I have been fumbling around as well...... I was able to try a few last year with some success. The biggest issue I had was the clearcoat. (The crankbait isn't finished yet) Hopefully I have gotten better at that with everyone' help on here. I will find out soon. Unfortunately though, I have the artistic talent of a third grader....... ;-) 
Thanks for everyone's help!


----------



## sylvan 17 (May 22, 2010)

Those blades look pretty good for just starting out. There is lots of tricks to learn,but it is ffun


Posted using Outdoor Hub Campfire


----------



## kissmybasstoo (May 5, 2013)

Those look very nice! What were the issues you were having with the clear coat?

Sent from my DROID RAZR HD using Ohub Campfire mobile app


----------



## Gottagofishn (Nov 18, 2009)

Last year I used Krylon or Rustolem clear. I used something from Advanced also. When I would put the blade on the clevis the clear coat would get damaged and then water would do it's magic. Soon I would have a silver blade..... 
This year I tried Devcon. The first attempt I had bubbles and it set up faster than I had expected. It was kinda thick as well. I haven't used it again yet but I will give it another shot.
I tried a sealer (epoxy) that I picked up from lurepartsonline. It ran like envirotex. I need to set up something to turn the blades with. I tried to tape them onto a box but it was leaving gooey stuff on the blades where the tape was. I was using painters tape. 

I've been given some good advise on the Devcon but would like to figure something out with the Envirotex just because.....
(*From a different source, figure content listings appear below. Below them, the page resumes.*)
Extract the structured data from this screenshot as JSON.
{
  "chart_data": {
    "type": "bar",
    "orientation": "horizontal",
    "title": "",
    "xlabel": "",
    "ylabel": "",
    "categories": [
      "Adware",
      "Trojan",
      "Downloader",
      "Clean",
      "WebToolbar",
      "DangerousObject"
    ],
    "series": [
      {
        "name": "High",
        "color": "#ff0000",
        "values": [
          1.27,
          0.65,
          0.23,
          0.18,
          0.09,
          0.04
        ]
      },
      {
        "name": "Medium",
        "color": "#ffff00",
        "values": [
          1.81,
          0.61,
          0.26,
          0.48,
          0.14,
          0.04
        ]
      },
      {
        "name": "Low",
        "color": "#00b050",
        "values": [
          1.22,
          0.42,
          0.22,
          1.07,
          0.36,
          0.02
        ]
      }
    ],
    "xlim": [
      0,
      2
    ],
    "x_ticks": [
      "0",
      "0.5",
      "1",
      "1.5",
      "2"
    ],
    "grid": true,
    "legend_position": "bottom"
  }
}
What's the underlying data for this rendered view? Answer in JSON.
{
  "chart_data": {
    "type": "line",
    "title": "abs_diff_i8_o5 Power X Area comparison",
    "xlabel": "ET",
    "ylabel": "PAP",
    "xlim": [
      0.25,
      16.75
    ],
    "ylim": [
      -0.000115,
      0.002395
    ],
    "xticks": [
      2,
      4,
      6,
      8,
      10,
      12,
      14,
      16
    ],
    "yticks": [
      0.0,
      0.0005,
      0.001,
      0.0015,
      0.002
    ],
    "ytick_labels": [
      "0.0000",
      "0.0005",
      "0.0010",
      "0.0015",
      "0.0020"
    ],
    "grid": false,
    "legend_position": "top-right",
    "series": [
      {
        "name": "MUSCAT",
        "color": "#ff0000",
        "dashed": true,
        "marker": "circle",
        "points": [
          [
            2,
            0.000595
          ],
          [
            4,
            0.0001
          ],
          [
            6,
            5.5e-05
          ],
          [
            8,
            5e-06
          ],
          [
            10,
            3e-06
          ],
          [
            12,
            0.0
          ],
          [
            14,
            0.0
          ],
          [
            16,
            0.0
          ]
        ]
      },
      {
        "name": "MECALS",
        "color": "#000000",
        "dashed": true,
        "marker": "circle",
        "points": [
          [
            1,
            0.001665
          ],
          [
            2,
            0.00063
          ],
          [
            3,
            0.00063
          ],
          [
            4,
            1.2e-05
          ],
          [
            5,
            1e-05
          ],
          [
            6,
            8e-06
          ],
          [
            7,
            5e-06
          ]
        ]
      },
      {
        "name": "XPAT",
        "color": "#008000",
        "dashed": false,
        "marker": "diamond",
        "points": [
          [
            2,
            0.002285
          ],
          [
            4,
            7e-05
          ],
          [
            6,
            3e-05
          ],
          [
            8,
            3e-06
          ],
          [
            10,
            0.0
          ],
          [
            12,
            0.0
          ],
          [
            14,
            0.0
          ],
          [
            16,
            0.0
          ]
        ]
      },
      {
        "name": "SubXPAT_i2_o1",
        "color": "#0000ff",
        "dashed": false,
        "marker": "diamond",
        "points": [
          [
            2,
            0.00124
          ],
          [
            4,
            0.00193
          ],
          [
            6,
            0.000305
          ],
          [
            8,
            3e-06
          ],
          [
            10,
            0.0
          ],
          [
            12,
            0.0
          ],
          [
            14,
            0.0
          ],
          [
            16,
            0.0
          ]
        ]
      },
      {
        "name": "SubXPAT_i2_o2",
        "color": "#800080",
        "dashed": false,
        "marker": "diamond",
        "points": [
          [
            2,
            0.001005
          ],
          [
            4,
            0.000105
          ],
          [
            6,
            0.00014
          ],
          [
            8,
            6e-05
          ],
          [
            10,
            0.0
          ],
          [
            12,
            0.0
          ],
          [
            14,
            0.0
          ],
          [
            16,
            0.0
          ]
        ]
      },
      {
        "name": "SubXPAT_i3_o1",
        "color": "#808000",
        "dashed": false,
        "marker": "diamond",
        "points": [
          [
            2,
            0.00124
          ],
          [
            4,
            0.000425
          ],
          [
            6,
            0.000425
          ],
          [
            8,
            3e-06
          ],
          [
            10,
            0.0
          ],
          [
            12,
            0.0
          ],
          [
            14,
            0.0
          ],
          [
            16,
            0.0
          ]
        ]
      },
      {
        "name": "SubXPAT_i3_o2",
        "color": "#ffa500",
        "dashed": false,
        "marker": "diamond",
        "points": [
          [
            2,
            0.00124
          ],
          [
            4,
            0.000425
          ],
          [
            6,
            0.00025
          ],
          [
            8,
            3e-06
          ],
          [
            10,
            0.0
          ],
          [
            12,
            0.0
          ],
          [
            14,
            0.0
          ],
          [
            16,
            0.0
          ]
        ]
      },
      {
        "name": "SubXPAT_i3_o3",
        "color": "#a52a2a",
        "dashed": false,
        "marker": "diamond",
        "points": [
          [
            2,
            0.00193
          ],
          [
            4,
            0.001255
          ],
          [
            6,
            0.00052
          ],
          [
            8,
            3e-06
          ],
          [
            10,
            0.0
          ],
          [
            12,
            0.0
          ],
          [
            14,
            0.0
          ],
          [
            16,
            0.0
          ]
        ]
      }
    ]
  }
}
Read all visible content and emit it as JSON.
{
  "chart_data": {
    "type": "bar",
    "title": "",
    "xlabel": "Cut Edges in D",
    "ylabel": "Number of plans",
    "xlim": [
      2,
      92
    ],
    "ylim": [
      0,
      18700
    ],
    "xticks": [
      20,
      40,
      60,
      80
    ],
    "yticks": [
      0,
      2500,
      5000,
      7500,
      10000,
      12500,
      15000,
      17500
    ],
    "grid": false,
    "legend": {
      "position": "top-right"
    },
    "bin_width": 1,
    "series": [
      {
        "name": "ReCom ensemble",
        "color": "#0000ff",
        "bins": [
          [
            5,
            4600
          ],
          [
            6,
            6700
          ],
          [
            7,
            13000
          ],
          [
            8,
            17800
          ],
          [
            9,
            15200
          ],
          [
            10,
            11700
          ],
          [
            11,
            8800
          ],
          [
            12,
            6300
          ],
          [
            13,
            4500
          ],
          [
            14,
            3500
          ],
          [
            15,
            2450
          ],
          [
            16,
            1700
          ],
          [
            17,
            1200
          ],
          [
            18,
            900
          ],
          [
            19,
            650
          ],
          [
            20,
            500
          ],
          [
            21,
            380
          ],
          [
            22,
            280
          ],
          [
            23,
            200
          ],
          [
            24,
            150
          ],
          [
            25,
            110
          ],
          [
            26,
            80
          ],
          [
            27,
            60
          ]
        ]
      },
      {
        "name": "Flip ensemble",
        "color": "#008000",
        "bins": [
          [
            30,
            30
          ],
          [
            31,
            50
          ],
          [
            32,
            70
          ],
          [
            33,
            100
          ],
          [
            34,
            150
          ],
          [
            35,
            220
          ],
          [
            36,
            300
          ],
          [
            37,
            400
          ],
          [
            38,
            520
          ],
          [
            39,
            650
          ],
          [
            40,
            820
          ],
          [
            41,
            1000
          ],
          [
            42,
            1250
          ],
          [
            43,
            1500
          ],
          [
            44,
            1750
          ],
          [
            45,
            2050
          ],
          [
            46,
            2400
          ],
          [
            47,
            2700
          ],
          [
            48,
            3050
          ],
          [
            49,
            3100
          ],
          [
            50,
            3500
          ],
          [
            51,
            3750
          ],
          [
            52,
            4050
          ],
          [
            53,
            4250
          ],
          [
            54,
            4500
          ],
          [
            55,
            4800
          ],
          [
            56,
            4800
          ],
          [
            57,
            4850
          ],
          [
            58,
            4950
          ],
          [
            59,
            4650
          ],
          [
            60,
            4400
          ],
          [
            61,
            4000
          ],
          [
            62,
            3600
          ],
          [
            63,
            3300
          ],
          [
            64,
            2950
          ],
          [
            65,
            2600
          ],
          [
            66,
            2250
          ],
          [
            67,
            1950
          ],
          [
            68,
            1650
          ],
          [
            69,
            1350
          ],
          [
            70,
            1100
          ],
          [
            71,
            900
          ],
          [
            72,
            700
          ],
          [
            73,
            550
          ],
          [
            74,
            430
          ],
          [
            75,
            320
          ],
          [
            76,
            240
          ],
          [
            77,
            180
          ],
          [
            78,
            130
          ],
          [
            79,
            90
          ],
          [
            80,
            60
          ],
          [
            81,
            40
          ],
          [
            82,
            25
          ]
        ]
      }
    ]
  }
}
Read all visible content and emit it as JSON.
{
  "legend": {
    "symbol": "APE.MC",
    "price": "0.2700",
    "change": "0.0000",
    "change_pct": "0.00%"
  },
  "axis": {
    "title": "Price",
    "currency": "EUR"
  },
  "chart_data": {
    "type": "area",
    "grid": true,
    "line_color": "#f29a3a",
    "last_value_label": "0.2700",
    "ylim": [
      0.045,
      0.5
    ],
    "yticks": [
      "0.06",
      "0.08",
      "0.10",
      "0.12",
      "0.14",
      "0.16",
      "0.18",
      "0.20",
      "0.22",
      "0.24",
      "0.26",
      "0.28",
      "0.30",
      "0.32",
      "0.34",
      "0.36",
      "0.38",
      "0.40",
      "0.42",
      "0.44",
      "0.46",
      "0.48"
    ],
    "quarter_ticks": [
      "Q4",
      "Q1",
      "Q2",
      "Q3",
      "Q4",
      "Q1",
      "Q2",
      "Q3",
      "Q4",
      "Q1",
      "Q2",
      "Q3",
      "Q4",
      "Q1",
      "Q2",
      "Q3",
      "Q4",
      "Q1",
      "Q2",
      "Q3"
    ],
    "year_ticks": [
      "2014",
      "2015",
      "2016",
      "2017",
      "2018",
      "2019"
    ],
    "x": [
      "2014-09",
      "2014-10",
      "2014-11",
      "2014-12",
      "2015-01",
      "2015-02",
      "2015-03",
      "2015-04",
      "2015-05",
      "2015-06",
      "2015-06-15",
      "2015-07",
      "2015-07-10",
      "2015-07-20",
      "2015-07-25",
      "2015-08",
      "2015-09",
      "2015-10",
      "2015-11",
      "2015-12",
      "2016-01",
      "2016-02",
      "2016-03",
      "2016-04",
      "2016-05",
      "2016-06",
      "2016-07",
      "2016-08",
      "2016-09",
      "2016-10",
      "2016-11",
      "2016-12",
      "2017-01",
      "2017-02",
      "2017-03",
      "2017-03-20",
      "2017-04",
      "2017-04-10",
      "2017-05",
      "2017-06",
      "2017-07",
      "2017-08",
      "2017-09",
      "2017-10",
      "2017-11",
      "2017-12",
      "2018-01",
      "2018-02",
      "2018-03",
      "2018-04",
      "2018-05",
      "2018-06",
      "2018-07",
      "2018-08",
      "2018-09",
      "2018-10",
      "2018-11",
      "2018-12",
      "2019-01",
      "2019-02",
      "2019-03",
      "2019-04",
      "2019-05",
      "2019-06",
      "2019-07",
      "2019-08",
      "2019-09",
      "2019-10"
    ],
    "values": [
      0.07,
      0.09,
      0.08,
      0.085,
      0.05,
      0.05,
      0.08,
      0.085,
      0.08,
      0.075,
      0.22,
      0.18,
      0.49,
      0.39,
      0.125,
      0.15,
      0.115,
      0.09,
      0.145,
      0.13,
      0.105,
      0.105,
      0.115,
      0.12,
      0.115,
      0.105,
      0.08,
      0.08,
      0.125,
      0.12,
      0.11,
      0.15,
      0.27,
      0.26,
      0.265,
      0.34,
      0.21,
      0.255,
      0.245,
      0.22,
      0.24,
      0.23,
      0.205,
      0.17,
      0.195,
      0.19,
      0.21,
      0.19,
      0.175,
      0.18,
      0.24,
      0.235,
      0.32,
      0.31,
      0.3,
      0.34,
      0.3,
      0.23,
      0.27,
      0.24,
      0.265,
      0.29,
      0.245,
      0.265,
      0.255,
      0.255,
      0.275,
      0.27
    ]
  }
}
I have used some more Clear coat spray and am hoping to harden it a bit by heating it up a bit under a lamp. It seems to help some. I suppose only time will tell.

Always open to suggestions.....


----------



## thecritter (Jul 11, 2012)

I've been using envirotex and it won't run as bad is you put a thin coat on. After a hour or 2 go back and re brush the drips. Have had good luck with it

Sent from my SCH-I545 using Ohub Campfire mobile app


----------



## kissmybasstoo (May 5, 2013)

That's a bummer because I have been using both rustoleum and krylon. Haven't tried to put hardware on yet. 

Sent from my DROID RAZR HD using Ohub Campfire mobile app


----------



## K gonefishin (May 4, 2004)

Go get a cheap dehydrator and some PPG cut in clear or similair, lay your blades on the trays, go outside with the trays loaded with blades/spoons and spray them with two light coats, turn the dehydrator on for a couple hours around 150 degrees, the PPG needs it to be over 80 degrees for the hardener to activate. walla!


----------



## Gottagofishn (Nov 18, 2009)

Which PPG product are you referring to? And where would I get that?
Thanks!


----------